The export is decelerating as Europeans are finding it difficult to make a living amid rising consumer prices.
For example, nearly three-quarters of European consumers are cutting back spending on everyday items, including food, to make ends meet amid a worsening cost-of-living crisis, according to IRI, a data analytics and market research company, reported Bloomberg.
Since Europe accounts for more than 60 per cent of Bangladesh's merchandise exports, its cost-of-living crisis has hit the shipment from the South Asian nation.
For example, the export of frozen foods declined by 23.78 per cent year-on-year to $171.67 million in the first four months of 2022-23, according to the Export Promotion Bureau (EPB).
Similarly, agricultural products fetched 23.81 per cent lower earnings at $353.62 million.
The shipment of chemical products fell 24.56 per cent to $93.59 million, and handicraft exports declined 23.81 per cent to $10.08 million. Jute and jute goods shipment fell 1.96 per cent to $326.47 million.
The sales of garment items in the international markets decelerated as well.
In July-October, garment exports grew only 10.55 per cent year-on-year to $13.95 billion. It rose 20.78 per cent during the identical period last year.

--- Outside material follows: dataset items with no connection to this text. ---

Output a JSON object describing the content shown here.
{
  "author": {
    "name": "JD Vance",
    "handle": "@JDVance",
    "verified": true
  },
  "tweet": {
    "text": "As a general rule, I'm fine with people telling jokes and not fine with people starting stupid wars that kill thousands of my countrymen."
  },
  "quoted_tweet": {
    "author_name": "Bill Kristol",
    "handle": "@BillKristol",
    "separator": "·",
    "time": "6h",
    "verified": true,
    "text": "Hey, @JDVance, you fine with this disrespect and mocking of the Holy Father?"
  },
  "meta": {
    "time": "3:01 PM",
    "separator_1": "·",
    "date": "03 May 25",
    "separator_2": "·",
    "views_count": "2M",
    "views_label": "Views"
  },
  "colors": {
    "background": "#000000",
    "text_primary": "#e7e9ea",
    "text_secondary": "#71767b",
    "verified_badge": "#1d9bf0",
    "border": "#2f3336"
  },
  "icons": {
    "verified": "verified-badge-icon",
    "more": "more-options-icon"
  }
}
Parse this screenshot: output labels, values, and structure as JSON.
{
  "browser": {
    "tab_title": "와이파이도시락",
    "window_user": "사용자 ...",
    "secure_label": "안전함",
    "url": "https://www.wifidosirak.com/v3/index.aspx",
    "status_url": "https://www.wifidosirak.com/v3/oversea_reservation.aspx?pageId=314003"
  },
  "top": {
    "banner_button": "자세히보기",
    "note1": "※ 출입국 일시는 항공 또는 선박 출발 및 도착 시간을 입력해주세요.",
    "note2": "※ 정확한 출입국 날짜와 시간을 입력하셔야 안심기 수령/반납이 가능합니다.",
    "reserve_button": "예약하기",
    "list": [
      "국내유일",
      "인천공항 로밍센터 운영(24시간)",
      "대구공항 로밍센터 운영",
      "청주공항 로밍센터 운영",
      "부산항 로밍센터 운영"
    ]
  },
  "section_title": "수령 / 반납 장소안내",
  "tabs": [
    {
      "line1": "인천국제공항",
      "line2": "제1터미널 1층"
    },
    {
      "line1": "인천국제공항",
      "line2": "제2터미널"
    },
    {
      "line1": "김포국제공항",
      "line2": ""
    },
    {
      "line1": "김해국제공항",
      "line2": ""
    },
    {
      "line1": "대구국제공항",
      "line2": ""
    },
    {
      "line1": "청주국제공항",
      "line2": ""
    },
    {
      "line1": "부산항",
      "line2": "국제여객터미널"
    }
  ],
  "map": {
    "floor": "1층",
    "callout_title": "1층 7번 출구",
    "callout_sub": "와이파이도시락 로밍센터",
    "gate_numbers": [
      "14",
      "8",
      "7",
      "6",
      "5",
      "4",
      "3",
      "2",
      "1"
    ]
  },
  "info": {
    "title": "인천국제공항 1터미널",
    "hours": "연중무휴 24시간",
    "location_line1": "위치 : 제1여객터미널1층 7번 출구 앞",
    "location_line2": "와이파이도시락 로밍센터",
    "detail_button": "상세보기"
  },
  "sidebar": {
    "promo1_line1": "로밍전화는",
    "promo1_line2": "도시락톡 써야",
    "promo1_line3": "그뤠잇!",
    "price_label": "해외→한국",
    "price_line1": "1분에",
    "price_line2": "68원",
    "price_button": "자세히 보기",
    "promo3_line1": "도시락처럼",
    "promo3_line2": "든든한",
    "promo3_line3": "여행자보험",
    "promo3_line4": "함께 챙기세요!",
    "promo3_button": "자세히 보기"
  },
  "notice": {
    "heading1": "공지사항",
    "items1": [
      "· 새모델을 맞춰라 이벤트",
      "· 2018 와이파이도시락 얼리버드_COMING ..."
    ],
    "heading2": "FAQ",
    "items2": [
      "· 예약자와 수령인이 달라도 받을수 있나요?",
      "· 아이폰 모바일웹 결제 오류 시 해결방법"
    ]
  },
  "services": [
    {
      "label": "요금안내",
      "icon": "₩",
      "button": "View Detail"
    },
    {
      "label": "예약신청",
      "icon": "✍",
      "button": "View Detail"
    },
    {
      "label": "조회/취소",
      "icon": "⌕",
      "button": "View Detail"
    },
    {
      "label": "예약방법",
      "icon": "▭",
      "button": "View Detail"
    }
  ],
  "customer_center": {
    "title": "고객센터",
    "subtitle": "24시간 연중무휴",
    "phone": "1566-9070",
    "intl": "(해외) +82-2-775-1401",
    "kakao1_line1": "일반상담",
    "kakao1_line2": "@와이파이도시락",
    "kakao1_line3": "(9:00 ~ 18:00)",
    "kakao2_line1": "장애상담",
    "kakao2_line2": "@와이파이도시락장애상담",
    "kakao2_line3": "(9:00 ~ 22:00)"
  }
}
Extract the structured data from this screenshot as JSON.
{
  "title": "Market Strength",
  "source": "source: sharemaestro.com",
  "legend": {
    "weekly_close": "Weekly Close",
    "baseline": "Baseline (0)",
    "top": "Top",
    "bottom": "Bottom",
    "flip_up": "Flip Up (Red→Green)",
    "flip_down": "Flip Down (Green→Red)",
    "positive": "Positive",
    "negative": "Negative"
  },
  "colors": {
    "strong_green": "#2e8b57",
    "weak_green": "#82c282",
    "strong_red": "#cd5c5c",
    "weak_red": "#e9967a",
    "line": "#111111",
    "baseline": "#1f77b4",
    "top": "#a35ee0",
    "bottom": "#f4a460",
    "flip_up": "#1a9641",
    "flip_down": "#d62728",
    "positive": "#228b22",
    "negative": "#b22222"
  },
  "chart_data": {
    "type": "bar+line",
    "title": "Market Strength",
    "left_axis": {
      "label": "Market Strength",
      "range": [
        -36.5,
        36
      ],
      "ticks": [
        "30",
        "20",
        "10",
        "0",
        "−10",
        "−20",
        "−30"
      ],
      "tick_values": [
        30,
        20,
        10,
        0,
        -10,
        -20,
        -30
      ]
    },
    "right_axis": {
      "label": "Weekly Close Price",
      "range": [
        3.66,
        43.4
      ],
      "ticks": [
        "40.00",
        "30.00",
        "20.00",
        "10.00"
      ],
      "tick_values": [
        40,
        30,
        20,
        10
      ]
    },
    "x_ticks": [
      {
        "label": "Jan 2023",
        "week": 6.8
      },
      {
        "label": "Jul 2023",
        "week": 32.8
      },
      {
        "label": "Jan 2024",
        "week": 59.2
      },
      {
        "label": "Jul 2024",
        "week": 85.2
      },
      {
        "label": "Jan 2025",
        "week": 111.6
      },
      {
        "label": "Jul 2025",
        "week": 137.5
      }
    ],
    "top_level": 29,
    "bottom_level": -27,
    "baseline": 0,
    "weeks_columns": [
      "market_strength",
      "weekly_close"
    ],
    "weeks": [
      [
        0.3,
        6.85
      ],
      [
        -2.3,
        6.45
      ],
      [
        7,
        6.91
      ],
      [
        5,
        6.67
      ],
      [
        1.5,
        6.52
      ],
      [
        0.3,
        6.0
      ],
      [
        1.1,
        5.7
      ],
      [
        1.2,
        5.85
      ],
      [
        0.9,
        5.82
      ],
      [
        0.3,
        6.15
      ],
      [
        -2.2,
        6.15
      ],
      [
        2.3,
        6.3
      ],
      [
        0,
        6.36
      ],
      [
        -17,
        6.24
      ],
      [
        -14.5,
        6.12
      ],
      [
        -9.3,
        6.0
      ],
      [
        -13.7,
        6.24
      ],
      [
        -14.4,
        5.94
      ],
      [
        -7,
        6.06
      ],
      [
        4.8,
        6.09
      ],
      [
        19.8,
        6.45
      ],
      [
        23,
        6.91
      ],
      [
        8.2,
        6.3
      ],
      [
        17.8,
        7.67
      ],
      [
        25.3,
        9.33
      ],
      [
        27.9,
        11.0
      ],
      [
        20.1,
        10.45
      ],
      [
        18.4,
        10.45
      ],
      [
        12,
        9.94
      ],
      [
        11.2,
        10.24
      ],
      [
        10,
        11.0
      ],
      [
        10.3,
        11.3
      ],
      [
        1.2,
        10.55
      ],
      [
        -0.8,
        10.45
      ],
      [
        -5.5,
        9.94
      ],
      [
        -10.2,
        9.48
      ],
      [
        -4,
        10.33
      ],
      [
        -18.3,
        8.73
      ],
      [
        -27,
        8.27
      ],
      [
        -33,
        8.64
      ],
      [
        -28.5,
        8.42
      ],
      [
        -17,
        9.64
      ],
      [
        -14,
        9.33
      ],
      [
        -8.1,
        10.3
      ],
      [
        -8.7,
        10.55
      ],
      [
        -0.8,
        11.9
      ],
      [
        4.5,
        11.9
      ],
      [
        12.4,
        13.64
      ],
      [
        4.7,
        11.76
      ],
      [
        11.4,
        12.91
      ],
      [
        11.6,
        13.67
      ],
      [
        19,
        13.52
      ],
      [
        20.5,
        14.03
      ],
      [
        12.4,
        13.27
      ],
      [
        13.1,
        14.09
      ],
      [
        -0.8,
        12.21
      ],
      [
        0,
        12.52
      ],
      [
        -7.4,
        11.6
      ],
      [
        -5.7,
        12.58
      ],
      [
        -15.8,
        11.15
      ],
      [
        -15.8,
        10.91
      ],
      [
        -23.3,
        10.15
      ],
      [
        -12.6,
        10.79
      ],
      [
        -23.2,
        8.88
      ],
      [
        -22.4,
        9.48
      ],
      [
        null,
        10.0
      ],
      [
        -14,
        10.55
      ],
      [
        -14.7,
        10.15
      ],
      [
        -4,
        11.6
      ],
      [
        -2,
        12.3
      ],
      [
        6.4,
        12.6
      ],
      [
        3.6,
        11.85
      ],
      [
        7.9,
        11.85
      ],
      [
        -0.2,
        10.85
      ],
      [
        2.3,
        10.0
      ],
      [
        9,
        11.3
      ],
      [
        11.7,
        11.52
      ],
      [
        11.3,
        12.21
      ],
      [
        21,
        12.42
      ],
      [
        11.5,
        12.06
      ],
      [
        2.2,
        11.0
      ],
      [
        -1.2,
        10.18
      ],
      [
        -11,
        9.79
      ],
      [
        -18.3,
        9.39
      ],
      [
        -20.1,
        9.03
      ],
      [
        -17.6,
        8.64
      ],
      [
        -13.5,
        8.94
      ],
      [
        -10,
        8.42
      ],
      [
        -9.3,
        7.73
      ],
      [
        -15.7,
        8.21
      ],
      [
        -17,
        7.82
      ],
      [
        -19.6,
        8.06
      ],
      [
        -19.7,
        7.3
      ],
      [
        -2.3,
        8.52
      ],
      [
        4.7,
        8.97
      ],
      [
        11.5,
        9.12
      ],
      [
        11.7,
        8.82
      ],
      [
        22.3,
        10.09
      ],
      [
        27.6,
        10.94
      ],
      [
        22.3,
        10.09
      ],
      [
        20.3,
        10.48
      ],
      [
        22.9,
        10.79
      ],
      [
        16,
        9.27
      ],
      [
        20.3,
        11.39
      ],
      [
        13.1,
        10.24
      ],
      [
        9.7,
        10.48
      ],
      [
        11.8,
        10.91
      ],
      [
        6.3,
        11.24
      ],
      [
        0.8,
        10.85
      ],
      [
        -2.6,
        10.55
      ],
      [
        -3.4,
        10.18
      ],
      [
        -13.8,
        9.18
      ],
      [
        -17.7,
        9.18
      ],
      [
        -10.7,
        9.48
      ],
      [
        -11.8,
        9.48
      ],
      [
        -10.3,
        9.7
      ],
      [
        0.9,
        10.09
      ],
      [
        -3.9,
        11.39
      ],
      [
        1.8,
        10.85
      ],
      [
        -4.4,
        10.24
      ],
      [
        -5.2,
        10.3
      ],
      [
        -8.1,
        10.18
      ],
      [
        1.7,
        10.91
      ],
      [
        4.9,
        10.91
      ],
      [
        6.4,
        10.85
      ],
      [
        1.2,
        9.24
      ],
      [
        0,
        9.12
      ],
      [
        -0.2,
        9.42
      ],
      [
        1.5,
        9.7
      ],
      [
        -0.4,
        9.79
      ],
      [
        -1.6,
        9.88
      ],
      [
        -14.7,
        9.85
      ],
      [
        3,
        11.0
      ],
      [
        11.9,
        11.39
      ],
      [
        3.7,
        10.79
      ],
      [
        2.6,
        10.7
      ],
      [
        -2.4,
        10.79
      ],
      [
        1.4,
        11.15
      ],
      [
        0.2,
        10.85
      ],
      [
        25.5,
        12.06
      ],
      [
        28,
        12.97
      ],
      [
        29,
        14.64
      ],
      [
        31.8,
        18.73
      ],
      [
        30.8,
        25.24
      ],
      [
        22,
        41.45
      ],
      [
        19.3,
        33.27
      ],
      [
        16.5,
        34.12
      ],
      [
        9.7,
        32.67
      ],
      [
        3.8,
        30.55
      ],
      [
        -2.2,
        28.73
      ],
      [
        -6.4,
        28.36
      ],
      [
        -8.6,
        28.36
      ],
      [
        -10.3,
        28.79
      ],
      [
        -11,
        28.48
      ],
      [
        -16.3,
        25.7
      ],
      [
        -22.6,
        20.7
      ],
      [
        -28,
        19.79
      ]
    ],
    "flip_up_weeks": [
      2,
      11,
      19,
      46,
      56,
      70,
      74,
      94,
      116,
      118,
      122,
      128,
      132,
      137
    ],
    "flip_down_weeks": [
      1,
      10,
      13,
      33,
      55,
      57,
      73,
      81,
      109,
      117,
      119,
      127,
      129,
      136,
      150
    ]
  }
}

Of the total earnings from the apparel segment, $7.72 billion came from knitwear, which was up 7.14 per cent. The woven sector fetched $6.22 billion, an increase of 15.08 per cent.
The real export earnings from the apparel shipment showed a positive growth as orders are shifting from other countries, especially China, according to exporters.
Md Shahidullah Azim, vice-president of the Bangladesh Garment Manufacturers & Exporters Association, said the apparel export is struggling because of the escalated inflation in the western economies.
"International buyers have placed 30 per cent fewer orders for the next season," he said. The next season runs from March to May.
Since Europe is suffering from the energy crisis, the shipment from Bangladesh will also suffer a lot in the near future, Azim warned.
Garment exporters say they are worried that the shipment to the continent might fall by as much as 20 per cent.
The high prices of raw materials in the global markets and the increased freight costs are also hurting garment shipment.
Textile millers and garment exporters say production in the primary textile sector has declined by 50 per cent recently because of a sharp rise in fuel bills. This may ultimately impact the shipment of garments as local spinners supply 90 per cent of the raw materials consumed by the knitwear sector and 40 per cent of the inputs used by the woven sector.
Globally, the demand for luxury items dipped.
Abul Hossain, president of the Bangladesh Jute Mills Association, blamed the anti-dumping duty imposed by India on Bangladesh's jute and jute goods for the slowdown in exports of the items from the country.
"The rising use of plastics is also responsible for the slowdown."
The production at jute mills has been suffering since the beginning of Covid-19 as some factories could not run properly.
"The production of jute has been falling for the last few years in the absence of government support."
Leather and leather goods export climbed by 17.42 per cent to $428.46 million in July-October. Sectors such as home textile and footwear also fared well.
Overall exports declined 7.85 per cent year-on-year to $4.35 billion in October.
Exports hit an all-time high of $52.08 billion in the last fiscal year. This was the first time it went past the $50-billion mark.
The government has set a merchandise export target of $58 billion for 2022-23.